The param_grid
parameter in scikit-learn’s GridSearchCV
is used to specify the hyperparameters and their corresponding values to search over during the grid search process. Defining an appropriate param_grid
is crucial for finding the best combination of hyperparameters for a given model.
Grid search is a method for exhaustively searching over a specified set of parameter values to find the best combination. It trains and evaluates the model for each combination of parameters, using a specified scoring metric to compare performance.
The param_grid
parameter takes a dictionary where the keys are the names of the hyperparameters and the values are lists of values to try for each hyperparameter. GridSearchCV
will then search over all possible combinations of these values.
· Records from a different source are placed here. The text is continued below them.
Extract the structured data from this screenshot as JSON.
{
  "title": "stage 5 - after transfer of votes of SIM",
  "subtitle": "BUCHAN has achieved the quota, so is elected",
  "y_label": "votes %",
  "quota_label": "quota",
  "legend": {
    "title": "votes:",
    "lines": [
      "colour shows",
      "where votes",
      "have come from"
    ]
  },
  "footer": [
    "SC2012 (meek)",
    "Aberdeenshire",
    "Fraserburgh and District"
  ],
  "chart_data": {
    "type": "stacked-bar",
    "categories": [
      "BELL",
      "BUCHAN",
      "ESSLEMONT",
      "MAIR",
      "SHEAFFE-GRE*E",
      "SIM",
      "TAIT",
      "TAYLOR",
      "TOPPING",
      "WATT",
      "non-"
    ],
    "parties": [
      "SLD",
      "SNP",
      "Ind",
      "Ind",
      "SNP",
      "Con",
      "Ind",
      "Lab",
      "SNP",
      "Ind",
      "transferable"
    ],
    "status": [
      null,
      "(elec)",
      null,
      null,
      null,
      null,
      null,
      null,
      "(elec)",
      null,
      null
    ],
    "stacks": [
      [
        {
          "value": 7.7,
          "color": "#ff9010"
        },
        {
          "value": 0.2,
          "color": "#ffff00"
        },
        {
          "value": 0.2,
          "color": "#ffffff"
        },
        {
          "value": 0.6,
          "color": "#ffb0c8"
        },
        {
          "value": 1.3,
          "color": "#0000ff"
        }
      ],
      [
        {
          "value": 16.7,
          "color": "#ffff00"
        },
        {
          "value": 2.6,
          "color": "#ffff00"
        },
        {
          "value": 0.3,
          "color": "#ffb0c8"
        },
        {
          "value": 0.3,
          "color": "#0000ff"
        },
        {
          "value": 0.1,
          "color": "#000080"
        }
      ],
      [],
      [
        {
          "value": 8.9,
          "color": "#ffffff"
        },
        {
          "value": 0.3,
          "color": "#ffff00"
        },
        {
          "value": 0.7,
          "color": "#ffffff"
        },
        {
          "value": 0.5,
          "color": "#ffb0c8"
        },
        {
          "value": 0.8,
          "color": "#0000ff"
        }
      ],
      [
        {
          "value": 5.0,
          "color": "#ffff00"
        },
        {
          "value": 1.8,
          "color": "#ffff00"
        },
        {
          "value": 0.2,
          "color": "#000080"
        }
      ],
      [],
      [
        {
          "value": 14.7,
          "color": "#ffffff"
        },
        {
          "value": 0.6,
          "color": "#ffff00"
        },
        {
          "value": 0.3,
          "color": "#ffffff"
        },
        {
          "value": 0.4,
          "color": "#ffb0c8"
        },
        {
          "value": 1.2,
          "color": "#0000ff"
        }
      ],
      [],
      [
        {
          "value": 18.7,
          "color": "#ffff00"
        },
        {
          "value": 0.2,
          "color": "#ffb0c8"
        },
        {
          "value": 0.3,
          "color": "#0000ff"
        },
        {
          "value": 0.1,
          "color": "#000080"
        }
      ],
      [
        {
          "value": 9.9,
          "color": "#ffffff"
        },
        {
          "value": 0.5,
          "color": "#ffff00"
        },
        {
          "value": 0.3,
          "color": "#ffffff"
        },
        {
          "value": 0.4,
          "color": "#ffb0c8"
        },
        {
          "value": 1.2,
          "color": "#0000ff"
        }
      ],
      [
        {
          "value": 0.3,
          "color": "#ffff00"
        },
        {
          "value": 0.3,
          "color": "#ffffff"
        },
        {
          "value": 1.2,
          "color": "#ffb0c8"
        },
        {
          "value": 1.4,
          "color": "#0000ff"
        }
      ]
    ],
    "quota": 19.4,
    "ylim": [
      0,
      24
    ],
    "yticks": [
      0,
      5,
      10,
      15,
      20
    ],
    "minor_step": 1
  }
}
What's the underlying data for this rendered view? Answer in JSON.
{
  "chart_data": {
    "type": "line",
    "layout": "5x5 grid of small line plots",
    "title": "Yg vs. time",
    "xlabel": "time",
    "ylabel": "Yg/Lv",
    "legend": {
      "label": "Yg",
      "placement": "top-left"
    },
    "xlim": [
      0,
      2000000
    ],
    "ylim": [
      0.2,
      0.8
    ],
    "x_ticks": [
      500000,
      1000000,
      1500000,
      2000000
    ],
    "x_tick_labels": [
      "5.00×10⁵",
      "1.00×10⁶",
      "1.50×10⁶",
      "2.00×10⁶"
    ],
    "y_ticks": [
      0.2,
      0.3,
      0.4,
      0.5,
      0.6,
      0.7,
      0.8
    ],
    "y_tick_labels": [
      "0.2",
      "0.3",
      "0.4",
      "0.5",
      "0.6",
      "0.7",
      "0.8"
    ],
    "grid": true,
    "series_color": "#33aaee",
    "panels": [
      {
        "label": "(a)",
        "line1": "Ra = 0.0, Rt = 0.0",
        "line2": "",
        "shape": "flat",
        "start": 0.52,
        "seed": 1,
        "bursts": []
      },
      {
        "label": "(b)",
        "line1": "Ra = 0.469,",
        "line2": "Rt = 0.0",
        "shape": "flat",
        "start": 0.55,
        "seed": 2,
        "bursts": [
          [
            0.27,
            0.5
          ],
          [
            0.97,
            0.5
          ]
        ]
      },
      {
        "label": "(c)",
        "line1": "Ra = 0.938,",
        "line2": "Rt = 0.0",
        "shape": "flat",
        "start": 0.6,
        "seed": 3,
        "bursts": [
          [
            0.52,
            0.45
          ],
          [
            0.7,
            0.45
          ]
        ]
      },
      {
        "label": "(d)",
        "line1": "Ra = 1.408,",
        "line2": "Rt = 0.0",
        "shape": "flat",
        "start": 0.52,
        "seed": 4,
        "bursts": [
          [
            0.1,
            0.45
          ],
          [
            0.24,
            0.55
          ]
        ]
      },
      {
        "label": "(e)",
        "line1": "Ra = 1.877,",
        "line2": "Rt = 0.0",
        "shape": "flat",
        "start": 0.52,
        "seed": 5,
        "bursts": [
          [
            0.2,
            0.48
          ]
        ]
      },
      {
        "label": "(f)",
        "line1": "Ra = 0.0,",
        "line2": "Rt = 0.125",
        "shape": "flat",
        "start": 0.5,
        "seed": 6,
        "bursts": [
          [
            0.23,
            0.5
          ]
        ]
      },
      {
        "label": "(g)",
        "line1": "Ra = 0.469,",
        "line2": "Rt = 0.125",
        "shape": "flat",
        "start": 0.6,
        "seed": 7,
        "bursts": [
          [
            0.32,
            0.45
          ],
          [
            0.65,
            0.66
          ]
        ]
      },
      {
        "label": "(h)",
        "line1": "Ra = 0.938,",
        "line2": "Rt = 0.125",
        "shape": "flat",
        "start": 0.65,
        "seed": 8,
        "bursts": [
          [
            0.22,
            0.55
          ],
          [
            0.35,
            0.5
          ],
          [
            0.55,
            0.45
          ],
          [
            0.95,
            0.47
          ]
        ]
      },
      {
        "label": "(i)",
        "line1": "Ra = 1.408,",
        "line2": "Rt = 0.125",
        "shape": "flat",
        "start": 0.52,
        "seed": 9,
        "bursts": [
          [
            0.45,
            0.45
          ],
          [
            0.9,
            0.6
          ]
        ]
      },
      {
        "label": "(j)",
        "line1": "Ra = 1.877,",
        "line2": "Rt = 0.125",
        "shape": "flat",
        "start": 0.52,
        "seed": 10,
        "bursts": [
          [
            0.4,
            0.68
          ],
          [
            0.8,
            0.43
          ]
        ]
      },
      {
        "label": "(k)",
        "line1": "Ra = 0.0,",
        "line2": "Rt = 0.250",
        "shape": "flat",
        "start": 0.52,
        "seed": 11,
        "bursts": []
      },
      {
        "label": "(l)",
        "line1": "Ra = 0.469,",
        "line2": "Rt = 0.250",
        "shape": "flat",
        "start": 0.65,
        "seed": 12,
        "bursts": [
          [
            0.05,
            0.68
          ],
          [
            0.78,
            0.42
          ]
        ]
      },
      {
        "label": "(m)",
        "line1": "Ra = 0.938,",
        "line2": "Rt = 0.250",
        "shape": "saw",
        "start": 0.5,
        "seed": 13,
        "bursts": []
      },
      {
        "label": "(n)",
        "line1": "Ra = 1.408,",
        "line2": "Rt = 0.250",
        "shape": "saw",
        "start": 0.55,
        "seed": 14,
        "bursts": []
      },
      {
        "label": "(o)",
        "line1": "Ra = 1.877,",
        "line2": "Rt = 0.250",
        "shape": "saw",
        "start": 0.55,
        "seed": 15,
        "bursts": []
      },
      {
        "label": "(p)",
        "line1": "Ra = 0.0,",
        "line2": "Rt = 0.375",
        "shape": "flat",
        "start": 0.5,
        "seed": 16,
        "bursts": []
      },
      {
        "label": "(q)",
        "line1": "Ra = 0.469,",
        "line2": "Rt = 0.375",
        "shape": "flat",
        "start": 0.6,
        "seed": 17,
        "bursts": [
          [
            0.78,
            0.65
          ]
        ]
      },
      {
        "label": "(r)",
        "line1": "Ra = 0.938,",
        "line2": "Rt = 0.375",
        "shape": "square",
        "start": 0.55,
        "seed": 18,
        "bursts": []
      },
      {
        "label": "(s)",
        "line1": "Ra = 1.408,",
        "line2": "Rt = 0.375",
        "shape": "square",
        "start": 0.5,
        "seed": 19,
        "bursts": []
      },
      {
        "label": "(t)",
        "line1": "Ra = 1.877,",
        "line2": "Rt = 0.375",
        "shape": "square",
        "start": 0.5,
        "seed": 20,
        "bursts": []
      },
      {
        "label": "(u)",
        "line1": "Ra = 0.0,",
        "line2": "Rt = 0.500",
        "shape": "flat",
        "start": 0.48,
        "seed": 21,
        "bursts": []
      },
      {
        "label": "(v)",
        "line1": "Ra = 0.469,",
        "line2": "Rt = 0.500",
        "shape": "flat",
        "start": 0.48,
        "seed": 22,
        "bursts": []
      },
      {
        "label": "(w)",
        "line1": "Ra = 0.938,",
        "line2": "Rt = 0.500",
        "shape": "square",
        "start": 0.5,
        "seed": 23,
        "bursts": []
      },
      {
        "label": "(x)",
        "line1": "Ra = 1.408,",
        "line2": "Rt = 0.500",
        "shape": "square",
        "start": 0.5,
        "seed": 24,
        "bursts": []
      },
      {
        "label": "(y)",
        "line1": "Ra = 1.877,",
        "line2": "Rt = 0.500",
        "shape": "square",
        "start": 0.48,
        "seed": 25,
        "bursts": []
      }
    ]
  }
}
from sklearn.datasets import make_classification
from sklearn.svm import SVC
from sklearn.model_selection import GridSearchCV
# create a synthetic dataset
X, y = make_classification(n_samples=1000, n_classes=2, random_state=42)
# define the parameter grid
param_grid = {
'C': [0.1, 1, 10],
'kernel': ['linear', 'rbf'],
'gamma': ['scale', 'auto']
}
# create a GridSearchCV object
grid_search = GridSearchCV(estimator=SVC(), param_grid=param_grid, cv=5)
# perform the grid search
grid_search.fit(X, y)
# report the best parameters
print("Best parameters found:")
print(grid_search.best_params_)
Best parameters found:
{'C': 10, 'gamma': 'scale', 'kernel': 'linear'}
The key steps in this example are:
- Generate a synthetic binary classification dataset using
make_classification
- Define the
param_grid
dictionary with the hyperparameters and their values to search over - Create a
GridSearchCV
object with the estimator (SVC
),param_grid
, and the number of cross-validation splits (cv
) - Fit the
GridSearchCV
object to perform the grid search - Print out the best parameters found by the grid search
This demonstrates how to set up the param_grid
parameter in GridSearchCV
to search over multiple hyperparameters and their corresponding values, allowing you to find the best combination for your specific model and dataset.